Dans un autre écrit, Virgo-Maria N° 531, pour dénoncer Mgr. Williamson, la rédaction de cette publication cite 14 fois Lewis Carroll et juste une fois Tolkien. C'est quasi une admission que l'argument contre Tolkien ("apprécié des milieux ésotéristes") est trop faible. Avec Lewis Carroll il va aussi faire la tentative de le noircir parce que apprécié par Aleister Crowley (en personne) — en apportant une preuve de la wikipédie anglophone qui n'est plus là-dessus, je ne sais pas si la citation est génuine ou si c'était un abus de rédaction effacé avec justice. Même si la citation était génuine, l'idée d'un ésotérique de faire de Lewis Carroll une autorité ésotérique ne fait pas de Lewis Carroll un ésotériste.

Si les ésotéristes sont prêts à coopter toute la réalité visible comme des preuves pour leurs idées erronées, pourquoi se priveraient-ils de coopter aussi des auteurs ? Éventuellement Aleister Crowley avec Lewis Carroll, certainement Jean-Louis Questin avec Tolkien. Entretemps, autant que l'Abbé Michel Marchiset comprend mal les ésotéristes, autant il comprend mal Tolkien, à commencer du fait qu'il a identifié l'œuvre de cet auteur avec l'œuvre cinématographique de Peter Jackson.

Hans Georg Lundahl
Paris
St. Boniface, évêque et martyr
5.VI.2024

In Frisia sancti Bonifatii, Episcopi Moguntini et Martyris. Hic de Anglia Romam venit, indeque a beato Gregorio Papa Secundo in Germaniam missus est ut Christi fidem illis gentibus evangelizaret, et, cum maximam ibi multitudinem, praesertim Frisonum, Christianae religioni subjugasset, Germanorum Apostolus meruit appellari; novissime in Frisia, a furentibus Gentilibus gladio peremptus, una cum Eobano Coepiscopo et quibusdam aliis servis Dei, martyrium consummavit.

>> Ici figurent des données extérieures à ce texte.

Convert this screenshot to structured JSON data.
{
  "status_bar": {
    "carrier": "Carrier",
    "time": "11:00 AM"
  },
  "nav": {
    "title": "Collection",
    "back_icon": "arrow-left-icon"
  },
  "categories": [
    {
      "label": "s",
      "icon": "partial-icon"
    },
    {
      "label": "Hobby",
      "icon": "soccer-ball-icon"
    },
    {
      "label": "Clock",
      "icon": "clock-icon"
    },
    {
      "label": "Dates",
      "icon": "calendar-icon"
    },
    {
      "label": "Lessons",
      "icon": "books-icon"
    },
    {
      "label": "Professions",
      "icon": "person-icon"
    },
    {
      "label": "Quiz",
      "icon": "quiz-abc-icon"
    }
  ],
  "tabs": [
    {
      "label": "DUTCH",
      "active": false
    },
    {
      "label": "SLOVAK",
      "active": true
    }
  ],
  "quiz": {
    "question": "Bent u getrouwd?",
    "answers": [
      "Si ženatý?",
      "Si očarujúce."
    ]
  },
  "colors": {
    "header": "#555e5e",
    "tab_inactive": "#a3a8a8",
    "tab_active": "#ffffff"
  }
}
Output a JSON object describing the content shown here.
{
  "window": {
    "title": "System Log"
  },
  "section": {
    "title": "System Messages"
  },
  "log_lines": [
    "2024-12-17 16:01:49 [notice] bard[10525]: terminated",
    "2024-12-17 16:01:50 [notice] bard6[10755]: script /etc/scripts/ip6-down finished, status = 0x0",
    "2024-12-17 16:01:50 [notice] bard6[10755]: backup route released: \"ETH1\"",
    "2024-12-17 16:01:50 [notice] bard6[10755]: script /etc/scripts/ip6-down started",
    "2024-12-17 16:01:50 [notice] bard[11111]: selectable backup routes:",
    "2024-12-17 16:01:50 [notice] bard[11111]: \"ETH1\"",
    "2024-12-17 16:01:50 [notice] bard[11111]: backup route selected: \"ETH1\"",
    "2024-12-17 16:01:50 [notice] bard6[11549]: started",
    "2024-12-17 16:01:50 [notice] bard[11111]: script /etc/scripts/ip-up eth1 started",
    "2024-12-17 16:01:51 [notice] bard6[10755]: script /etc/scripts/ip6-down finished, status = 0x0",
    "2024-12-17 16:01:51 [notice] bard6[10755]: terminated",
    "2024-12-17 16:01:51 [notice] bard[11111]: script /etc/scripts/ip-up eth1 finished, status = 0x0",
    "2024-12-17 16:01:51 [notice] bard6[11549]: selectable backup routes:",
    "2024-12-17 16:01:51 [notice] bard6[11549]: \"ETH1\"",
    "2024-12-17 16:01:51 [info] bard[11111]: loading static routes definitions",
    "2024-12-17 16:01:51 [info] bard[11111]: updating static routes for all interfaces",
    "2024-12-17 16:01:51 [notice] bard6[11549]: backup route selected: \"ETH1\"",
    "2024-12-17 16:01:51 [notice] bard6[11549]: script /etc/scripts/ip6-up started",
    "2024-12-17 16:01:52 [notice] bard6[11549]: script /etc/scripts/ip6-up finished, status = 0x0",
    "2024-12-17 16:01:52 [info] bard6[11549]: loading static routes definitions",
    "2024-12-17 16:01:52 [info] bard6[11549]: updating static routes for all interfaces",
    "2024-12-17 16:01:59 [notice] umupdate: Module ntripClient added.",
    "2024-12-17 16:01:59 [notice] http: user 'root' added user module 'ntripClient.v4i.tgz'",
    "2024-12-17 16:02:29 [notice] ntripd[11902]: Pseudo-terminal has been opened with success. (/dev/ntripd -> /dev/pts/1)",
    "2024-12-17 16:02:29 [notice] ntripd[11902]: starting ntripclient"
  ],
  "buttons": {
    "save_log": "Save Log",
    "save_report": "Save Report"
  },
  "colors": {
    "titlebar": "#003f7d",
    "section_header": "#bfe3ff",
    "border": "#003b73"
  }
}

PS, si je dus dire à propos l'intérêt de Tolkien que le monde anglosaxonne est chrétien, catholique, le saint du jour nous le souligne./HGL

* L’admiration de Mgr Williamson pour Tolkien, Auteur apprécié des milieux ésotéristes[1]
Virgo-Maria N° 473, Samedi 5 janvier 2008
http://www.virgo-maria.org/articles_HTML/2008/001_2008/VM-2008-01-05/VM-2008-01-05-A-00-Mgr_Williamson-Tolkien.htm


** ab urbe Roma condita, anno septingentesimo quinquagesimo secundo; ce qui donne que la Rome encore royale a dû avoir tous les septs rois, série qui débute avec Romulus. Ceux qui prétendent celui uniquement fictif, parce que mythologique, donneraient à Rome juste les derniers trois rois. À commencer avec Lucius Tarquinius Priscus, dont le règne est traditionellement daté à 616–578 av.C. Et encore voudraient-ils probablement diminuer les longuers des règnes, pour avoir une Rome fondée vers 550 av.C. En fait, si les premières couches urbaines de Rome ont une datation carbonique à 550 av.C. cette datation vaut pour la plupart des années réelles entre 750 et 450. Elle tend donc à confirmer la fondation traditionnelle de Rome.

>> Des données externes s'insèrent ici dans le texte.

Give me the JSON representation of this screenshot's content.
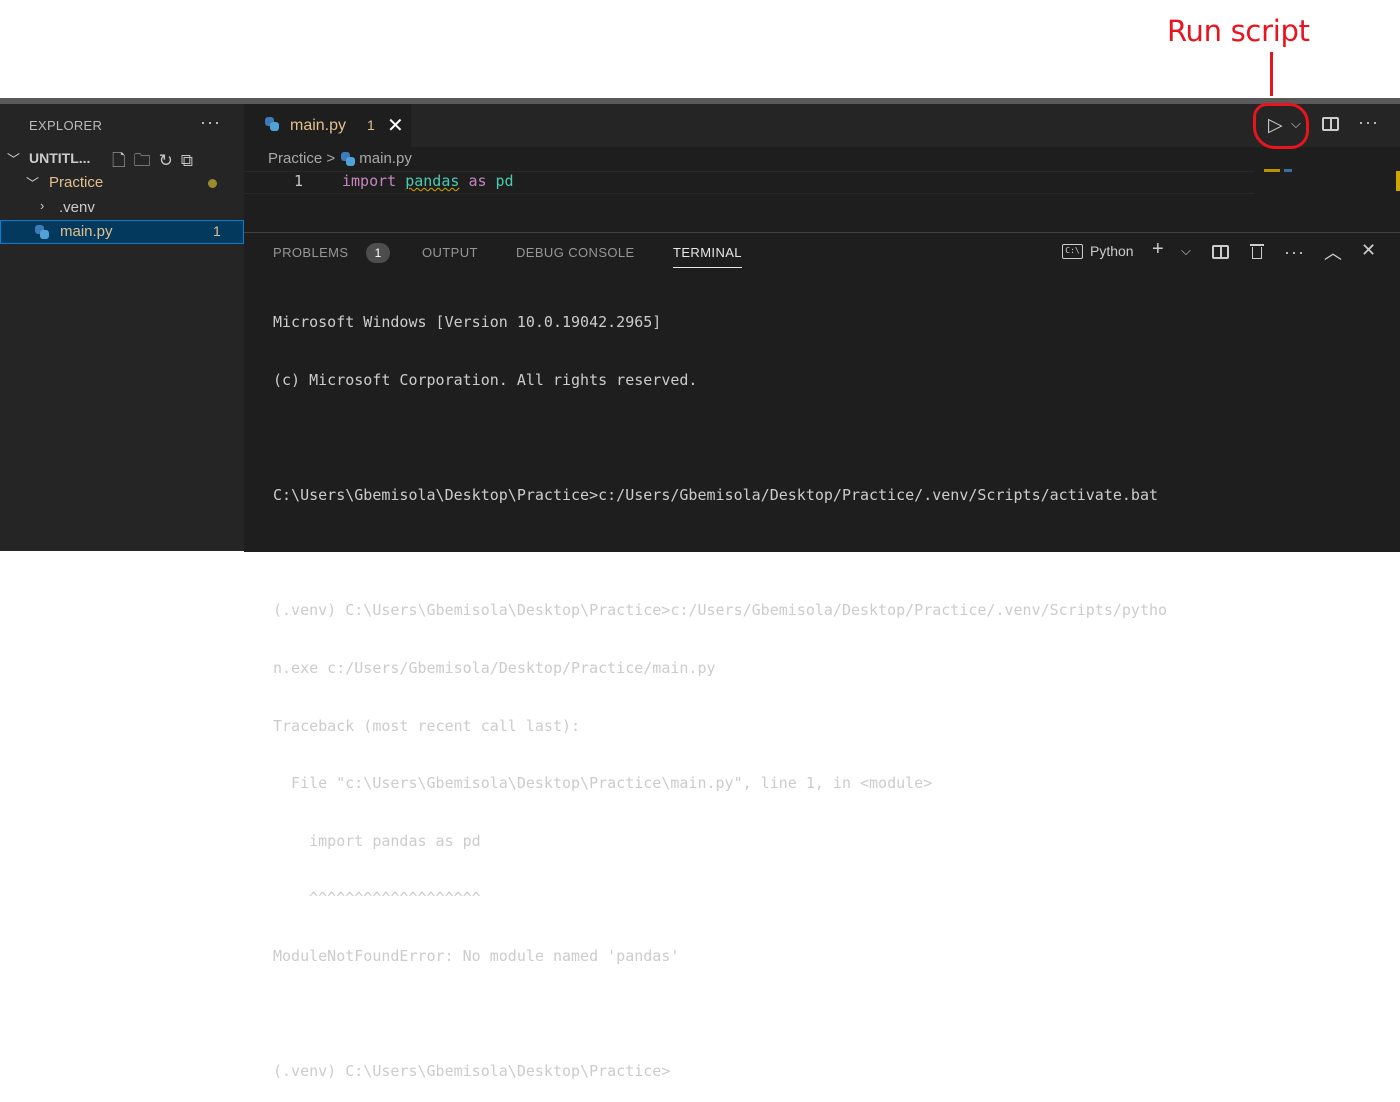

*** Tolkien comme personne les a faits. Il fustige beaucoup davantage la Réforme anglicane que les Méthodistes, pourtant il est resté catholique après la mort de sa mère, tandis qu'il dépensait pas mal de son temps avec de la famille méthodiste, entre son douxième année (l'année même de sa conversion, car il était au-dessus l'âge de la raison quand sa mère est reçue et dut donc faire sa propre conversion), et sa majorité. Plus là-dessus dans l'excellente vidéo avec Holly Oardway :

Holly Ordway: The Christian faith of JRR Tolkien
29 May 2024, Seen & Unseen
https://www.youtube.com/watch?v=tseMM6xMHpM


° Certains diraient davantage. Si Alice Liddell l'a évité une fois qu'elle était grandie, combien est-ce par prise de conscience véritable et combien par réactions excessives de la mère ?

°° Un truc qu'il a pour combattre les tentations (qu'il l'ait suivi ou non) est "il est impossible de se dire de ne pas penser à une chose, mais il est possible de se dire de penser sur une autre chose"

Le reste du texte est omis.